In spring I paddle, mountain bike, run, and climb. In summer I fly my paraglider, but also do some mountaineering, riding, and hiking. In fall I rock climb, and spend more time in the weight room building up for winter and repairing any injuries or imbalances. In winter I’m ice or mixed climbing, and Nordic skiing. I move about 20 hours a week; movement always trumps training.

TAKE IT OUTSIDE
Climbing gyms are fast and fun, but I refuse to do any type of aerobic training inside—that’s a tremendous waste of the outdoors. I run in Manhattan and I hike during layovers at airports. It’s great way to see the gritty side of cities (and it freaks people out when you walk out of an airport and head cross-country). We’re all pretty free to get outside and exercise. We should exercise that freedom, not suck in stale indoor air on a treadmill to nowhere.

BE MENTALLY TOUGH
Analyze your performance. I beat myself when I fail to perform well. I try to understand why I sucked. This whole worldview is bullshit when it comes to performance. You’ve got to dig in, roll in the failure, sift through it, feel it, embrace it, understand it. Then change.

RECOVER SMART
I train to failure, and then I rest until I want to train again. If I don’t feel like training, it’s because I’m not recovered. I’ll scale down a workout to where it’s fun, and do it gently. Then I go hard the next day.

EAT WELL
Focus on how food makes you feel.  Eat simple, unprocessed food. Americans are always dieting and obsessing over low-fat this and calorie-reduced that, and they’re fat. Avoid sugar, eat vegetables, but most of all move every day that you can.
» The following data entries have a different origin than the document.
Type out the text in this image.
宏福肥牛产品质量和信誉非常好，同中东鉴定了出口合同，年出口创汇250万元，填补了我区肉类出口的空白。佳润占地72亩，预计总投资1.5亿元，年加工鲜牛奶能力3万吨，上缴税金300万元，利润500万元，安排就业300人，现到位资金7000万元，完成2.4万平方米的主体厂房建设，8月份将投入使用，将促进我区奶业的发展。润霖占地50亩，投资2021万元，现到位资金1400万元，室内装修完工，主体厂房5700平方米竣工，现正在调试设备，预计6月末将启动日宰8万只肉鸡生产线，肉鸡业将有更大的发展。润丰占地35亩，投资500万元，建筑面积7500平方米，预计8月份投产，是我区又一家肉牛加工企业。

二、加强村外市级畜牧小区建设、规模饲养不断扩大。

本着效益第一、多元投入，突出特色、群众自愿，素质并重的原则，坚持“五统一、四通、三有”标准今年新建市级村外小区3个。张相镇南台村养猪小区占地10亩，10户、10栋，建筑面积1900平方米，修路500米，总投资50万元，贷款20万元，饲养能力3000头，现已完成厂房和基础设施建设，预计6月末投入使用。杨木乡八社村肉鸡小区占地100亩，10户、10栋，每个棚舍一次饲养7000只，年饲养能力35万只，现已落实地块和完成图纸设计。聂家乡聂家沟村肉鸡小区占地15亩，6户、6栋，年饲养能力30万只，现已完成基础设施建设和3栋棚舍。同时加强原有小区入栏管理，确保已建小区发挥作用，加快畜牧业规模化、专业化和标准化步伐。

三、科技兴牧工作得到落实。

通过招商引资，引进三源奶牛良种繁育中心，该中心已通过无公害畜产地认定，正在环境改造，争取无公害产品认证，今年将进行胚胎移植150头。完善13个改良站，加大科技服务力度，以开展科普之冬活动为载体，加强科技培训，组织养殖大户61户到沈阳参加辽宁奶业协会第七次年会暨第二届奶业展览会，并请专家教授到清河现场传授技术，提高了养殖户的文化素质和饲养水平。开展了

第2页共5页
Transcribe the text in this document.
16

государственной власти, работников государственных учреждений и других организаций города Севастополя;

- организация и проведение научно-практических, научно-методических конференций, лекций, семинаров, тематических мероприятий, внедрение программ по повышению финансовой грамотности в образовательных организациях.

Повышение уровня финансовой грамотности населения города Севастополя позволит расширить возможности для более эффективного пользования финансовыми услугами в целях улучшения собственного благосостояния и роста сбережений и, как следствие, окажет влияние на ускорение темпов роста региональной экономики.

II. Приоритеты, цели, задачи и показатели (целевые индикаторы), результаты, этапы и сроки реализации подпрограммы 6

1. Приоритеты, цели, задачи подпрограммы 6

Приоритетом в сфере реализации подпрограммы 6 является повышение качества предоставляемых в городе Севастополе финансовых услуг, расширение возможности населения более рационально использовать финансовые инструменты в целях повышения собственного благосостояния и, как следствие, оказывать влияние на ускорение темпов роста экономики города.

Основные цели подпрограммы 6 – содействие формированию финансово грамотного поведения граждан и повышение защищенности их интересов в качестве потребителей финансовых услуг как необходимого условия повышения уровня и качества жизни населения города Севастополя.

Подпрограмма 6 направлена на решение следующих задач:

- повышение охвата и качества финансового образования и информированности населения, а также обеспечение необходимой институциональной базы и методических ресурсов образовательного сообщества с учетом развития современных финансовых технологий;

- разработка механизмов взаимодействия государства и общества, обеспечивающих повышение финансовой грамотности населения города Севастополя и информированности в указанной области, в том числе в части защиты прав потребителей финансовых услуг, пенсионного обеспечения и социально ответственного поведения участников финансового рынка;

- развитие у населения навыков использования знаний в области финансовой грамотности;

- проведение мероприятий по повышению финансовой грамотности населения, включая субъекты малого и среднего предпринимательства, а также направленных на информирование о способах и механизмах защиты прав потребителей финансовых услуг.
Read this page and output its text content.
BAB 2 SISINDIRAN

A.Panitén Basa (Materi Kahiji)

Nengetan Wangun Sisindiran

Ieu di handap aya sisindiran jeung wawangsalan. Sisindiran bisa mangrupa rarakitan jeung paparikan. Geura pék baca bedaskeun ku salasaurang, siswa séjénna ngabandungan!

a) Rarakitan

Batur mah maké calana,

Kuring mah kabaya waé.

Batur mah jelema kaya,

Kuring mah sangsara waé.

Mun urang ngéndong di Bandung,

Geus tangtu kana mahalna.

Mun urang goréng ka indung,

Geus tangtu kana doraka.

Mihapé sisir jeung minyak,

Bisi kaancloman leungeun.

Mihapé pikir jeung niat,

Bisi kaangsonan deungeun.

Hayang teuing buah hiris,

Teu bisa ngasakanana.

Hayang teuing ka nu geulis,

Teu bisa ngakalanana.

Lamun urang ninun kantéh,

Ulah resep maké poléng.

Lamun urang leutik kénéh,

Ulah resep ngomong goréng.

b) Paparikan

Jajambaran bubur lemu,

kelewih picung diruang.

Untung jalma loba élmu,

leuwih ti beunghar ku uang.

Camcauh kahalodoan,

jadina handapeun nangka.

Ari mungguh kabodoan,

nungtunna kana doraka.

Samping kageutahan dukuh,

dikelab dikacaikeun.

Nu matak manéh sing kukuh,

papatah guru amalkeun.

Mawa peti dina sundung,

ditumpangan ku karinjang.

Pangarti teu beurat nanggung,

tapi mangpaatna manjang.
If you’re exercising every day, then you don’t need to be neurotic about every cookie (although eat waffles for breakfast and you’re going to bonk fast; eat eggs, fruit, a whack of Muesli, a sausage maybe, and you’re set).

SKIP SUPPLEMENTS
Supplements are a waste of money if you’re eating a half-decent diet. People always want shortcuts to performance, but there aren’t any legal ones. Take the money you would have spent on pills and potions, and put it toward training, to moving every day.

DO WHAT FEELS GOOD
There’s way too much emphasis on the minutia of workouts, body fat percentages, and medical jargon. Devote time to whatever exercise makes you feel good. The rest is really details unless you’re a top-end competitive athlete. Eat reasonably, sleep, exercise with meaning and intent. Be happy with where you are, but stay a little hungry for more.

STOKE THE FIRE
I’ve won national or international titles in ice climbing, rock climbing, and paragliding, so I’m pretty driven to perform at the highest level I can in whatever I’m doing.

High performance requires discipline, but more often if you keep the exercise fire stoked, then you’ll be stoked to exercise. The downward spiral begins when the fire dies. I’m talking about just getting out and walking the dog, being outside, soaking up where you live, in whatever form it comes in. It’s way of life, a religion.